1. Treat Soft Skills as Hard Skills Northwell Logistics
stopped assuming that a good
logistics expert would naturally be a good people leader. They adopted a "People
Manager Essentials" model (similar to Unilever). They realized that empathy, conflict
resolution, and resilience are not innate traits; they are professional skills that must be taught.
• Action: Stop promoting people solely based on technical competence. If you promote a top performer to manager, you are often losing your best player to gain a mediocre coach. Train them before you blame them.
2. The "Oxygen Mask" Principle
You know the airline safety rule: "Put on your own
oxygen mask before assisting others." You cannot expect a manager to care for their
team's well-being if they are suffocating. Northwell introduced "Manager Reset
Days"-time off specifically for leaders to decompress. They acknowledged that
leading people is emotionally draining work. By giving managers permission to
disconnect, they restored the emotional reserves needed to lead effectively.
• Action: Look at your managers' calendars. Are they back-to-back from 8 AM to 6 PM? If they have no white space, they have no capacity for leadership. They only have capacity for administration.
3. Leading Without Hovering InventaCore tackled the trust issue by running "Leading
Without Hovering"
workshops. They taught managers how to set clear expectations
(Outcomes) so they could stop worrying about the process (Hours). They audited
leadership behaviors to catch micromanagement early and coached against it.
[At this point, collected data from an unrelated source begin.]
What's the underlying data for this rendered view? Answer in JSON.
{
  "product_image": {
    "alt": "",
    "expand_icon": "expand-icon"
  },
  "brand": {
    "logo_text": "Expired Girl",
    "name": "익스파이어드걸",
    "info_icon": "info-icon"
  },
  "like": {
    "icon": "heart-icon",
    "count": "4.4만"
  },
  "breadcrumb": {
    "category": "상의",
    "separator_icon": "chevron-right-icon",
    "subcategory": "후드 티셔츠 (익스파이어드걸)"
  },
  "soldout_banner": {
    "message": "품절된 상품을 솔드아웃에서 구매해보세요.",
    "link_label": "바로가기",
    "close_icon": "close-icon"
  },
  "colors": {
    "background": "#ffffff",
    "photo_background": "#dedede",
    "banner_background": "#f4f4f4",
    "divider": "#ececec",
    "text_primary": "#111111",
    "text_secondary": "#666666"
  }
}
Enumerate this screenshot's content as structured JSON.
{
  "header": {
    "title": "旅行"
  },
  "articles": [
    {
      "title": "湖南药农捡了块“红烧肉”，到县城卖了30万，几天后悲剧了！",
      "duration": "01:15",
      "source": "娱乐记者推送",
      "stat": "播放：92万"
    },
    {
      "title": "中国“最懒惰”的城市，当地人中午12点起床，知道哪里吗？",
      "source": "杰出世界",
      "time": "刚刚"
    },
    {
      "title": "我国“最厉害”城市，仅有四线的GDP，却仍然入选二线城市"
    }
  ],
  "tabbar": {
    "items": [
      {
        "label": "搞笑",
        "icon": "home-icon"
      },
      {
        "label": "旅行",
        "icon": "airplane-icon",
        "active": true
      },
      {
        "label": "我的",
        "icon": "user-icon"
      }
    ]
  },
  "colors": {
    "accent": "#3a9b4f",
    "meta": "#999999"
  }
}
Action: Shift the conversation from "Where are you working?" to "What are you delivering?" If the work is good, the location (and the green dot) shouldn't matter.
We need to fundamentally reframe how we view middle management.
Your middle managers are the immune system of your organization. They fight off toxicity. They metabolize the stress coming from above so it doesn't crush the team below. They nurture growth. They keep the body functioning.
But right now, in many companies, the immune system is compromised. We have overworked it, under-resourced it, and undervalued it.
As a leader, your most critical job is not to manage the frontline. Your job is to enable the people who manage the frontline. Stop treating managers as the delivery mechanism for your strategy and start treating them as the most critical stakeholders in it.
If they fall, the strategy falls with them.
If you want to save your culture, save your managers first.